Christophe Boutin : Le système des chèques - face à l'inflation, face à la crise sanitaire… - doit sans doute parfois être utilisé pour résoudre les questions d’urgence demanière très ponctuelle. Mais institutionnalisé, il met sous dépendance ceux dont on maintient ainsi la tête hors de l’eau et qui doivent leur survie à la bonne volonté du gouvernement, tout en évitant de se poser la question de ce qui a conduit à ces crises – et en préservant donc les intérêts de leurs bénéficiaires, car il y en a. Un tel système de clientélisme généralisé ne peut durer.

Quant aux projets gouvernementaux, il faut s'attendre, par exemple, à une reprise du dossier des retraites, ou à une fuite en avant dans l'éolien - et notamment dans l'éolien offshore, pour tenter de rendre plus acceptable cette évolution.
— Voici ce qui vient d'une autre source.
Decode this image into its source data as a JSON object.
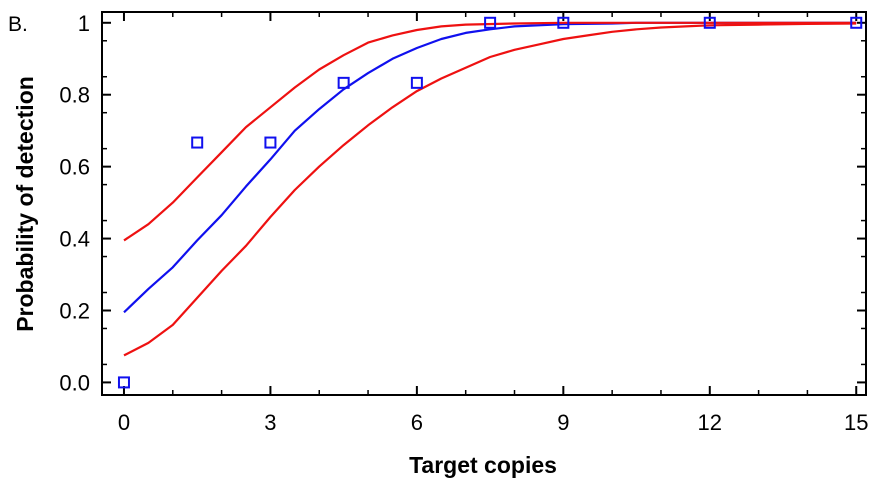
{
  "chart_data": {
    "type": "line",
    "panel_label": "B.",
    "xlabel": "Target copies",
    "ylabel": "Probability of detection",
    "xlim": [
      -0.45,
      15.2
    ],
    "ylim": [
      -0.035,
      1.03
    ],
    "x_ticks": [
      0,
      3,
      6,
      9,
      12,
      15
    ],
    "x_tick_labels": [
      "0",
      "3",
      "6",
      "9",
      "12",
      "15"
    ],
    "y_ticks": [
      0,
      0.2,
      0.4,
      0.6,
      0.8,
      1
    ],
    "y_tick_labels": [
      "0.0",
      "0.2",
      "0.4",
      "0.6",
      "0.8",
      "1"
    ],
    "grid": false,
    "colors": {
      "fit": "#1010ee",
      "bounds": "#ee1111",
      "points": "#1010ee",
      "axis": "#000000"
    },
    "series": [
      {
        "role": "observed-points",
        "marker": "open-square",
        "x": [
          0,
          1.5,
          3,
          4.5,
          6,
          7.5,
          9,
          12,
          15
        ],
        "y": [
          0.0,
          0.667,
          0.667,
          0.833,
          0.833,
          1.0,
          1.0,
          1.0,
          1.0
        ]
      },
      {
        "role": "fitted-curve",
        "x": [
          0,
          0.5,
          1,
          1.5,
          2,
          2.5,
          3,
          3.5,
          4,
          4.5,
          5,
          5.5,
          6,
          6.5,
          7,
          7.5,
          8,
          9,
          10,
          10.5,
          11,
          12,
          13,
          14,
          15
        ],
        "y": [
          0.195,
          0.26,
          0.32,
          0.395,
          0.465,
          0.545,
          0.62,
          0.7,
          0.76,
          0.815,
          0.86,
          0.9,
          0.93,
          0.955,
          0.972,
          0.982,
          0.99,
          0.996,
          0.998,
          1.0,
          1.0,
          1.0,
          1.0,
          1.0,
          1.0
        ]
      },
      {
        "role": "upper-bound",
        "x": [
          0,
          0.5,
          1,
          1.5,
          2,
          2.5,
          3,
          3.5,
          4,
          4.5,
          5,
          5.5,
          6,
          6.5,
          7,
          8,
          9,
          10,
          11,
          12,
          13,
          14,
          15
        ],
        "y": [
          0.395,
          0.44,
          0.5,
          0.57,
          0.64,
          0.71,
          0.765,
          0.82,
          0.87,
          0.91,
          0.945,
          0.965,
          0.98,
          0.99,
          0.995,
          0.998,
          1.0,
          1.0,
          1.0,
          1.0,
          1.0,
          1.0,
          1.0
        ]
      },
      {
        "role": "lower-bound",
        "x": [
          0,
          0.5,
          1,
          1.5,
          2,
          2.5,
          3,
          3.5,
          4,
          4.5,
          5,
          5.5,
          6,
          6.5,
          7,
          7.5,
          8,
          8.5,
          9,
          9.5,
          10,
          10.5,
          11,
          11.5,
          12,
          13,
          14,
          15
        ],
        "y": [
          0.075,
          0.11,
          0.16,
          0.235,
          0.31,
          0.38,
          0.46,
          0.535,
          0.6,
          0.66,
          0.715,
          0.765,
          0.81,
          0.845,
          0.875,
          0.905,
          0.925,
          0.94,
          0.955,
          0.965,
          0.975,
          0.982,
          0.987,
          0.99,
          0.993,
          0.995,
          0.997,
          0.998
        ]
      }
    ]
  }
}
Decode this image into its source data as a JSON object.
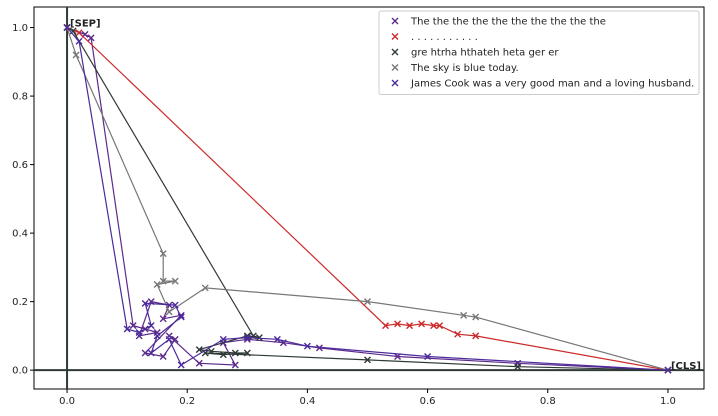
{
  "chart_data": {
    "type": "scatter",
    "title": "",
    "xlabel": "",
    "ylabel": "",
    "xlim": [
      -0.055,
      1.06
    ],
    "ylim": [
      -0.055,
      1.06
    ],
    "xticks": [
      "0.0",
      "0.2",
      "0.4",
      "0.6",
      "0.8",
      "1.0"
    ],
    "yticks": [
      "0.0",
      "0.2",
      "0.4",
      "0.6",
      "0.8",
      "1.0"
    ],
    "xtick_values": [
      0,
      0.2,
      0.4,
      0.6,
      0.8,
      1.0
    ],
    "ytick_values": [
      0,
      0.2,
      0.4,
      0.6,
      0.8,
      1.0
    ],
    "grid": false,
    "legend_position": "top-right",
    "annotations": [
      {
        "text": "[SEP]",
        "x": 0.0,
        "y": 1.0
      },
      {
        "text": "[CLS]",
        "x": 1.0,
        "y": 0.0
      }
    ],
    "series": [
      {
        "name": "The the the the the the the the the the",
        "color": "#5c2a8c",
        "points": [
          [
            0.0,
            1.0
          ],
          [
            0.03,
            0.98
          ],
          [
            0.04,
            0.97
          ],
          [
            0.11,
            0.13
          ],
          [
            0.13,
            0.12
          ],
          [
            0.15,
            0.11
          ],
          [
            0.12,
            0.1
          ],
          [
            0.14,
            0.2
          ],
          [
            0.17,
            0.19
          ],
          [
            0.16,
            0.15
          ],
          [
            0.19,
            0.16
          ],
          [
            0.13,
            0.05
          ],
          [
            0.16,
            0.04
          ],
          [
            0.18,
            0.09
          ],
          [
            0.17,
            0.1
          ],
          [
            0.22,
            0.02
          ],
          [
            0.28,
            0.015
          ],
          [
            0.26,
            0.08
          ],
          [
            0.3,
            0.09
          ],
          [
            0.36,
            0.08
          ],
          [
            0.42,
            0.065
          ],
          [
            0.55,
            0.04
          ],
          [
            0.75,
            0.02
          ],
          [
            1.0,
            0.0
          ]
        ]
      },
      {
        "name": ". . . . . . . . . . .",
        "color": "#cc2a2a",
        "points": [
          [
            0.0,
            1.0
          ],
          [
            0.02,
            0.985
          ],
          [
            0.53,
            0.13
          ],
          [
            0.55,
            0.135
          ],
          [
            0.57,
            0.13
          ],
          [
            0.59,
            0.135
          ],
          [
            0.61,
            0.13
          ],
          [
            0.62,
            0.13
          ],
          [
            0.65,
            0.105
          ],
          [
            0.68,
            0.1
          ],
          [
            1.0,
            0.0
          ]
        ]
      },
      {
        "name": "gre htrha hthateh heta ger er",
        "color": "#2f3a36",
        "points": [
          [
            0.0,
            1.0
          ],
          [
            0.01,
            0.99
          ],
          [
            0.31,
            0.1
          ],
          [
            0.32,
            0.095
          ],
          [
            0.3,
            0.1
          ],
          [
            0.22,
            0.06
          ],
          [
            0.24,
            0.055
          ],
          [
            0.28,
            0.05
          ],
          [
            0.3,
            0.05
          ],
          [
            0.26,
            0.045
          ],
          [
            0.23,
            0.05
          ],
          [
            0.5,
            0.03
          ],
          [
            0.75,
            0.01
          ],
          [
            1.0,
            0.0
          ]
        ]
      },
      {
        "name": "The sky is blue today.",
        "color": "#777777",
        "points": [
          [
            0.0,
            1.0
          ],
          [
            0.015,
            0.92
          ],
          [
            0.16,
            0.34
          ],
          [
            0.16,
            0.26
          ],
          [
            0.18,
            0.26
          ],
          [
            0.15,
            0.25
          ],
          [
            0.17,
            0.17
          ],
          [
            0.23,
            0.24
          ],
          [
            0.5,
            0.2
          ],
          [
            0.66,
            0.16
          ],
          [
            0.68,
            0.155
          ],
          [
            1.0,
            0.0
          ]
        ]
      },
      {
        "name": "James Cook was a very good man and a loving husband.",
        "color": "#4b2a9c",
        "points": [
          [
            0.0,
            1.0
          ],
          [
            0.02,
            0.96
          ],
          [
            0.1,
            0.12
          ],
          [
            0.12,
            0.11
          ],
          [
            0.14,
            0.13
          ],
          [
            0.13,
            0.195
          ],
          [
            0.18,
            0.19
          ],
          [
            0.19,
            0.155
          ],
          [
            0.15,
            0.1
          ],
          [
            0.14,
            0.05
          ],
          [
            0.17,
            0.09
          ],
          [
            0.19,
            0.015
          ],
          [
            0.26,
            0.09
          ],
          [
            0.3,
            0.095
          ],
          [
            0.35,
            0.09
          ],
          [
            0.4,
            0.07
          ],
          [
            0.6,
            0.04
          ],
          [
            1.0,
            0.0
          ]
        ]
      }
    ]
  }
}
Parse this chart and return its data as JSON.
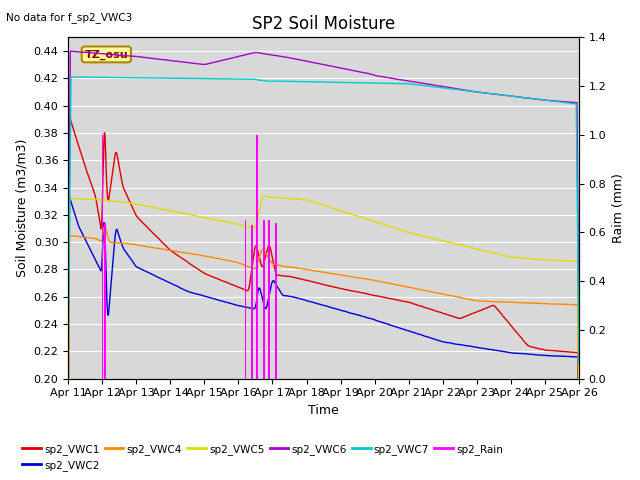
{
  "title": "SP2 Soil Moisture",
  "no_data_text": "No data for f_sp2_VWC3",
  "xlabel": "Time",
  "ylabel_left": "Soil Moisture (m3/m3)",
  "ylabel_right": "Raim (mm)",
  "tz_label": "TZ_osu",
  "ylim_left": [
    0.2,
    0.45
  ],
  "ylim_right": [
    0.0,
    1.4
  ],
  "background_color": "#d8d8d8",
  "colors": {
    "sp2_VWC1": "#dd0000",
    "sp2_VWC2": "#0000dd",
    "sp2_VWC4": "#ff8800",
    "sp2_VWC5": "#dddd00",
    "sp2_VWC6": "#aa00cc",
    "sp2_VWC7": "#00cccc",
    "sp2_Rain": "#ff00ff"
  },
  "title_fontsize": 12,
  "axis_fontsize": 9,
  "tick_fontsize": 8
}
Ce qui est tout aussi certain c’est que la guerre en Ukraine ou la nécessité de la lutte climatique vont servir à justifier des mesures de restriction comme à cacher des choix stratégiques dont l’accord avec l’intérêt national – et celui de nos compatriotes - sera rien moins qu’évident. Rien en tout cas de prévisible sur les insécurités culturelles ou physique de nos concitoyens, sinon des dénis dont on vient d’avoir un exemple caricatural, avec un ministre de l’Intérieur attribuant, malgré toutes les évidences – vidéos, commentaires de journalistes étrangers – les problèmes que l'on a connu samedi autour du stade de France à des supporters anglais indisciplinés.

Ce déni permanent de la réalité quotidienne des Français, allié aux peurs savamment entretenues au sein de la population, comme à sa division volontaire en communautés hostiles, suffiront-ils à permettre au nouveau gouvernement de continuer de mettre en œuvre sans troubles majeurs la feuille de route d’Emmanuel Macron ? La question mérite d’être posée.